Улочка из-за домов должна бы выйти на проспект когда-нибудь, подумала она, где, может быть, не так тоскливо? Да уж куда-нибудь, только бы не видеть перед самым носом этих стен, глумливо радостных крикливых окон! На повороте ее сапожки заскользили, она схватила парня за руку. Наверно, это у нее от потрясения, сбой чувств и нормы поведения. Она прислушалась к его сопению. Да нет. Возможно, ничего и никогда он не узнает, услужливый и сказочный медведь! Она прикинула, как прозвучит ее вопрос насчет его претенциозного «не только» и ни покажется ли это многообещающим.

Но тут его глаза под козырьком пушистой шапки спустились сами с Млечного Пути:

– Кажется, я думаю – о чем и вы.

– Ах, так?..

Не зная, что сказать, она перехватила его локоть. Путь ей предстоял неблизкий: надо было добираться в верхнюю часть города, а вечеринка была в низменной, заречной. Она подумала, что было бы разумнее вернуться. Но тут представила самодовольное лицо Мишеля и с твердостью сказала себе: нет. Должно быть, по дороге встретится такси, если они ходят в этой глухомани, мелькнуло в голове.

– В такси я вас одну не посажу, – решительно промолвил он.

– Разве я о чем-нибудь просила?

– Подумали.

Или уж она и вправду что-нибудь сказала? Одну он ее, значит, не посадит. Ну и ну!
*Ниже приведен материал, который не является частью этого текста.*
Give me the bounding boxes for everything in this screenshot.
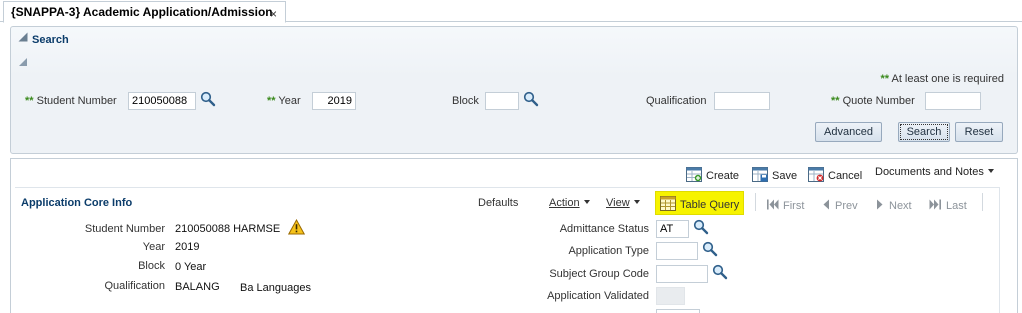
documents-notes-label: Documents and Notes [875,166,984,178]
chevron-down-icon [583,200,590,204]
block-input[interactable] [485,92,519,110]
cancel-label: Cancel [828,170,863,182]
documents-notes-menu[interactable]: Documents and Notes [875,166,994,178]
next-icon [877,199,883,210]
cancel-icon [808,167,824,182]
create-label: Create [706,170,740,182]
required-marker: ** [880,73,890,85]
view-menu[interactable]: View [606,197,640,209]
toolbar-separator [982,193,983,211]
next-label: Next [889,200,912,212]
core-block-label: Block [138,260,165,272]
toolbar-separator [755,193,756,211]
subject-group-code-input[interactable] [656,265,708,283]
qualification-label: Qualification [646,95,707,107]
chevron-down-icon [987,169,994,173]
first-record-icon [767,199,779,210]
year-label-text: Year [278,95,301,107]
next-row-input[interactable] [656,309,700,313]
section-title: Application Core Info [21,197,133,209]
core-qualification-label: Qualification [104,280,165,292]
last-label: Last [946,200,967,212]
save-icon [752,167,768,182]
student-number-input[interactable] [128,92,196,110]
student-number-label-text: Student Number [36,95,117,107]
year-label: ** Year [267,95,301,107]
required-note-text: At least one is required [891,73,1004,85]
reset-button[interactable]: Reset [955,122,1003,142]
table-query-icon [660,196,676,211]
advanced-button[interactable]: Advanced [815,122,882,142]
previous-icon [823,199,829,210]
core-qualification-code: BALANG [175,281,220,293]
last-button[interactable]: Last [929,197,967,212]
view-label: View [606,197,630,209]
core-year-label: Year [142,241,165,253]
warning-icon[interactable] [288,219,305,235]
quote-number-label-text: Quote Number [842,95,915,107]
search-button[interactable]: Search [898,122,950,142]
save-label: Save [772,170,798,182]
first-button[interactable]: First [766,197,804,212]
cancel-button[interactable]: Cancel [808,167,862,182]
create-icon [686,167,702,182]
search-icon[interactable] [200,91,216,107]
quote-number-label: ** Quote Number [831,95,915,107]
create-button[interactable]: Create [686,167,739,182]
expand-triangle-icon[interactable] [19,58,27,66]
core-block-value: 0 Year [175,261,207,273]
application-type-input[interactable] [656,242,698,260]
required-marker: ** [831,95,840,107]
chevron-down-icon [633,200,640,204]
search-icon[interactable] [712,264,728,280]
student-number-label: ** Student Number [25,95,117,107]
required-note: ** At least one is required [880,73,1004,85]
block-label: Block [452,95,479,107]
table-query-button[interactable]: Table Query [660,196,739,211]
admittance-status-input[interactable]: AT [656,220,689,238]
required-marker: ** [267,95,276,107]
save-button[interactable]: Save [752,167,797,182]
search-title: Search [32,34,69,46]
core-student-number-label: Student Number [84,223,165,235]
prev-button[interactable]: Prev [821,197,858,212]
table-query-label: Table Query [680,199,740,211]
tab-academic-application[interactable]: {SNAPPA-3} Academic Application/Admissio… [3,1,286,23]
tab-strip: {SNAPPA-3} Academic Application/Admissio… [0,0,1022,23]
first-label: First [783,200,805,212]
tab-title: {SNAPPA-3} Academic Application/Admissio… [11,5,273,19]
last-record-icon [929,199,941,210]
application-validated-field [656,287,685,305]
next-button[interactable]: Next [875,197,912,212]
core-year-value: 2019 [175,241,200,253]
search-icon[interactable] [702,241,718,257]
quote-number-input[interactable] [925,92,981,110]
qualification-input[interactable] [714,92,770,110]
search-panel: Search ** At least one is required ** St… [10,26,1018,154]
action-menu[interactable]: Action [549,197,590,209]
defaults-button[interactable]: Defaults [478,197,518,209]
core-student-number-value: 210050088 HARMSE [175,223,281,235]
search-icon[interactable] [693,219,709,235]
main-panel: Create Save Cancel Documents and Notes A… [10,158,1018,313]
collapse-triangle-icon[interactable] [18,32,28,42]
application-type-label: Application Type [568,245,649,257]
action-label: Action [549,197,580,209]
admittance-status-label: Admittance Status [559,223,649,235]
subject-group-code-label: Subject Group Code [549,268,649,280]
prev-label: Prev [835,200,858,212]
required-marker: ** [25,95,34,107]
core-qualification-description: Ba Languages [240,282,311,294]
year-input[interactable] [312,92,356,110]
application-validated-label: Application Validated [547,290,649,302]
close-icon[interactable]: × [270,7,277,21]
search-icon[interactable] [523,91,539,107]
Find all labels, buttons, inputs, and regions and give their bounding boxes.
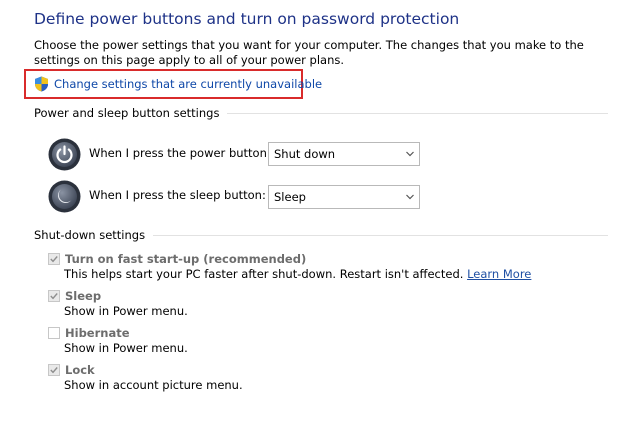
hibernate-checkbox[interactable]	[48, 327, 60, 339]
checkmark-icon	[50, 367, 58, 374]
section-divider	[227, 112, 608, 114]
sleep-button-label: When I press the sleep button:	[89, 188, 266, 202]
power-button-row: When I press the power button:	[48, 137, 271, 171]
change-settings-link[interactable]: Change settings that are currently unava…	[34, 75, 322, 93]
checkmark-icon	[50, 293, 58, 300]
page-title: Define power buttons and turn on passwor…	[34, 10, 460, 28]
lock-checkbox[interactable]	[48, 364, 60, 376]
section-heading: Power and sleep button settings	[34, 106, 220, 120]
power-button-icon	[48, 138, 81, 170]
fast-startup-description: This helps start your PC faster after sh…	[64, 267, 532, 281]
sleep-button-select[interactable]: Sleep	[268, 185, 420, 209]
fast-startup-checkbox[interactable]	[48, 253, 60, 265]
section-divider	[153, 234, 608, 236]
shutdown-section-header: Shut-down settings	[34, 227, 608, 243]
sleep-option-label: Sleep	[65, 289, 102, 303]
lock-option-label: Lock	[65, 363, 95, 377]
chevron-down-icon	[406, 194, 414, 200]
fast-startup-option: Turn on fast start-up (recommended) This…	[48, 251, 531, 282]
hibernate-option-label: Hibernate	[65, 326, 130, 340]
learn-more-link[interactable]: Learn More	[467, 267, 531, 281]
uac-shield-icon	[35, 76, 48, 92]
power-button-value: Shut down	[274, 147, 336, 161]
hibernate-option: Hibernate Show in Power menu.	[48, 325, 188, 356]
sleep-checkbox[interactable]	[48, 290, 60, 302]
hibernate-option-description: Show in Power menu.	[64, 341, 188, 355]
checkmark-icon	[50, 256, 58, 263]
power-button-select[interactable]: Shut down	[268, 142, 420, 166]
change-settings-link-label: Change settings that are currently unava…	[54, 77, 323, 91]
power-options-page: Define power buttons and turn on passwor…	[0, 0, 633, 444]
sleep-option-description: Show in Power menu.	[64, 304, 188, 318]
lock-option-description: Show in account picture menu.	[64, 378, 243, 392]
sleep-button-value: Sleep	[274, 190, 306, 204]
power-sleep-section-header: Power and sleep button settings	[34, 105, 608, 121]
lock-option: Lock Show in account picture menu.	[48, 362, 243, 393]
chevron-down-icon	[406, 151, 414, 157]
sleep-option: Sleep Show in Power menu.	[48, 288, 188, 319]
fast-startup-label: Turn on fast start-up (recommended)	[65, 252, 307, 266]
sleep-button-icon	[48, 180, 81, 212]
power-button-label: When I press the power button:	[89, 146, 271, 160]
page-description: Choose the power settings that you want …	[34, 38, 584, 67]
section-heading: Shut-down settings	[34, 228, 146, 242]
sleep-button-row: When I press the sleep button:	[48, 179, 266, 213]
И снова шли и шли. Сдуваемые с лип снежинки крутили перед ними медленный фокстрот. Где-то позади – взвилась ракета, лоском малахита тут же осенилась, стала как-то сказочнее, краше ночь; меж подхалимов-фонарей вытянулись вдаль две исполинских тени. Одна тень выглядела больше. Но обе – да, как будто обе вместе были ничего. Ей снова захотелось все перекроить в своей душе. И как это другие могут разом взять всё и отсечь? Она всегда претерпевала трудности при этом. Она бы и не принимала никаких скоропалительных решений, если б в ее жизни складывалось что-то по-другому, если бы ни приходилось вечно что-нибудь решать. Мишель еще подшучивал, что якобы она сама его как Маха поманила; он не уточнил, которая из двух. Чего-чего, а напустить тумана он умел! Ну да, он сам не агнец, но кое в чем попал тут прямо в точку: она – отважней и решительней его. Потом еще ей нравилось смотреть на то, как он любовно поедал ее глазами, когда она немножко обнажалась перед ним в автомобиле. Она не думала о продолжении, когда так делала, смотрела на его лицо и всё. Мишель, похоже, думал, даже очень, но у него, увы, не получалось ничего. Хотела, раздевалась, – ну и что? Ей нравилось показывать себя, поскольку это нравилось ему. Ему безумно нравились ее глаза, фигура, волосы – и всё такое, как он говорил. Но не за это же одно она его любила? Оракул любят уж за то, что он оракул, за то, что ты сама близка к нему! Мать неустанно повторяла этот тезис. Пускай Мишель – оракул, пускай уж и останется таким, как был. Как был?.. Или уж она и впрямь такая затаенная распутница? Пусть говорит, что хочет. Уж, какая есть. Нет, она не Маха, того гляди перед любым готовая раздеться. И ей не все равно. Напрасно он так думает о ней.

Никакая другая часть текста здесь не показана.